Courtesy of Pam Martens

Coinbase Share Price Chart Since Going Public on April 14

By Pam Martens and Russ Martens

The House Financial Services’ Subcommittee on Investor Protection, Entrepreneurship and Capital Markets will hold a hearing today on the grossly disfigured initial public offering (IPO) process in the U.S. today, which is allowing the rich to get richer as the small retail investor is being effectively looted. The hearing is titled: “Going Public: SPACs, Direct Listings, Public Offerings, and the Need for Investor Protections.”

Coinbase, the cryptocurrency exchange, went public on Nasdaq via a direct listing on April 14. On its first day of trading it closed at a share price of $328.28, giving it a market capitalization of $85.8 billion.
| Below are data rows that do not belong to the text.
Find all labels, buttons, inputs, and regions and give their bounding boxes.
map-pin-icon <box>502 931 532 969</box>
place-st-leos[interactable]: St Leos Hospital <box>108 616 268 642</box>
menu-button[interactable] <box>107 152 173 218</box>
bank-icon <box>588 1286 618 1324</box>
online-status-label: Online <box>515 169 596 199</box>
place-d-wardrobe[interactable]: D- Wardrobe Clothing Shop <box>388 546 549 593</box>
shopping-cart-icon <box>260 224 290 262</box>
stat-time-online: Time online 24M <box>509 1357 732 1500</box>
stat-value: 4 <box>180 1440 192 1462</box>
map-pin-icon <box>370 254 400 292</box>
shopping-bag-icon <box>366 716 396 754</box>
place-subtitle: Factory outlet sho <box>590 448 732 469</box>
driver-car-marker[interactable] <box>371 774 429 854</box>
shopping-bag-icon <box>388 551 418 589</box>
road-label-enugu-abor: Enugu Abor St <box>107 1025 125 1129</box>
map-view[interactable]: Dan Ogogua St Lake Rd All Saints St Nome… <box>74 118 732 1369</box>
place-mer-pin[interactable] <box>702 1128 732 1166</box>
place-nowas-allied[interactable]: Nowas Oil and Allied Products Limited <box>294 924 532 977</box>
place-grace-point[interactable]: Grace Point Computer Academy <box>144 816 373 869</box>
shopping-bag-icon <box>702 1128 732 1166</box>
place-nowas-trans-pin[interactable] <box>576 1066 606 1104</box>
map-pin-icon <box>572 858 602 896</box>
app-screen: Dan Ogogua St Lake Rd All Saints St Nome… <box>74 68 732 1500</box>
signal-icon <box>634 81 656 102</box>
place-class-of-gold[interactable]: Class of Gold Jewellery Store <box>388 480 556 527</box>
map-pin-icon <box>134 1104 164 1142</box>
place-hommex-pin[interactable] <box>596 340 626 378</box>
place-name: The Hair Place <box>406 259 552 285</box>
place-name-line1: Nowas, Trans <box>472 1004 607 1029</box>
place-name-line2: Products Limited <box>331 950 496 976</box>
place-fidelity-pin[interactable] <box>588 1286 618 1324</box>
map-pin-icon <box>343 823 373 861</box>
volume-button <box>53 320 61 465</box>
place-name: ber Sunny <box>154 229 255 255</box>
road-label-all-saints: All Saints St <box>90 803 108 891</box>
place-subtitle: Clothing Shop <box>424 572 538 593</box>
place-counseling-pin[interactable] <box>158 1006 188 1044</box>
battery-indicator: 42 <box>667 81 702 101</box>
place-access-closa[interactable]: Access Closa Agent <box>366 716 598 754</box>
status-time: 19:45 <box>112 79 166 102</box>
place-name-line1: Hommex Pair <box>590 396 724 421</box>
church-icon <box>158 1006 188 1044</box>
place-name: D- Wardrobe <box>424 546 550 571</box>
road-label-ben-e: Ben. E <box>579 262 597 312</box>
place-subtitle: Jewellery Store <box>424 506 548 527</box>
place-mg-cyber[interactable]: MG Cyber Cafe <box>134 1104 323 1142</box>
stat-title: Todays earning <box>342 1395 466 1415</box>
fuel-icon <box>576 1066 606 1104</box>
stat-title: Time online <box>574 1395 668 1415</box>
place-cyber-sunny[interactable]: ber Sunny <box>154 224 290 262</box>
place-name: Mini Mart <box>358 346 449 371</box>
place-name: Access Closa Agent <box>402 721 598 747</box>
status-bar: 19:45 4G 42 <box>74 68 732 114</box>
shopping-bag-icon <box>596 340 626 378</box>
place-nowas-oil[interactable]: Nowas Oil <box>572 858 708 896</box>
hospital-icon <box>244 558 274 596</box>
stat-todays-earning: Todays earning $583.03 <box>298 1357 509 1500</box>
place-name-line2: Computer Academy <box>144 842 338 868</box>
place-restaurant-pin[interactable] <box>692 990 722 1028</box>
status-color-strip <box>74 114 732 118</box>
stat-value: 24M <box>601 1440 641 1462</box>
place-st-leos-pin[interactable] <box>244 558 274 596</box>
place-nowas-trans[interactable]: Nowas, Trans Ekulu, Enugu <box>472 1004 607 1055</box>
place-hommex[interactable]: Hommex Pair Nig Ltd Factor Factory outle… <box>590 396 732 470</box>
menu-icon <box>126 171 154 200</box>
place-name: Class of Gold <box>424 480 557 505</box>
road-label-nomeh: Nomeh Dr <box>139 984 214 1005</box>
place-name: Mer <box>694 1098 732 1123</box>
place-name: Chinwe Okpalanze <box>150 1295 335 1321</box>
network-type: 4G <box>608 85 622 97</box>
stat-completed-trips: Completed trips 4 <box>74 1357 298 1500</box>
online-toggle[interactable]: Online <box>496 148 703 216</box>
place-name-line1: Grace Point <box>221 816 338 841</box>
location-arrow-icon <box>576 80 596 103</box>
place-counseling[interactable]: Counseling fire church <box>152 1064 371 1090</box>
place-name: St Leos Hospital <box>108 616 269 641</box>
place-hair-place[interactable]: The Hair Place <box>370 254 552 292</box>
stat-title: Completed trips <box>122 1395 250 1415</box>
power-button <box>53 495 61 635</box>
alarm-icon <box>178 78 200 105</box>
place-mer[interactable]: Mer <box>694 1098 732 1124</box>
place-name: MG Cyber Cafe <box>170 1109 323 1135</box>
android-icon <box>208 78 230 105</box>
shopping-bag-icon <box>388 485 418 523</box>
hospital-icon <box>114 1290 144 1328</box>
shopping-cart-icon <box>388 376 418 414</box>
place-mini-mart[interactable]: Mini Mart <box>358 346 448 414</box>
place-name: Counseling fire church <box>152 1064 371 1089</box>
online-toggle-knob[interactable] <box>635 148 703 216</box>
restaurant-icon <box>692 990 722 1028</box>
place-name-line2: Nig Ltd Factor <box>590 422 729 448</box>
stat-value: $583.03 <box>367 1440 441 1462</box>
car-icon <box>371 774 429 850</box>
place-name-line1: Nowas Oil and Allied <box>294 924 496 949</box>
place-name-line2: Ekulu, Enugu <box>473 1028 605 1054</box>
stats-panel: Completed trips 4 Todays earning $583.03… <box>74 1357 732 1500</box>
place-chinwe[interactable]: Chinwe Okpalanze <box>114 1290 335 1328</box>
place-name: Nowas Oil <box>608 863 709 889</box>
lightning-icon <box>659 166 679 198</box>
In a traditional IPO, early investors and company executives are not allowed to sell their shares for several months due to a so-called lockup period. There’s no such prohibition in a direct listing. According to an SEC filing, Coinbase’s Chairman and CEO, Brian Armstrong, sold 750,000 shares on April 14 at an average share price of $389.10, raising approximately $291,825,000. Since then, Coinbase has been on a steady descent, closing this past Friday at $224.35, a decline of 32 percent in less than two months.

The month prior to Coinbase going public, the Commodity Futures Trading Commission, a federal regulator, levied a paltry $6.5 million fine against Coinbase for the following outrageously manipulative conduct spanning more than three years:

“According to the order, between January 2015 and September 2018, Coinbase recklessly delivered false, misleading, or inaccurate reports concerning transactions in digital assets, including Bitcoin, on the GDAX electronic trading platform it operated. During this period, Coinbase operated two automated trading programs, Hedger and Replicator, which generated orders that at times matched with one another. The GDAX Trading Rules specifically disclosed that Coinbase was trading on GDAX, but failed to disclose that Coinbase was operating more than one trading program and trading through multiple accounts.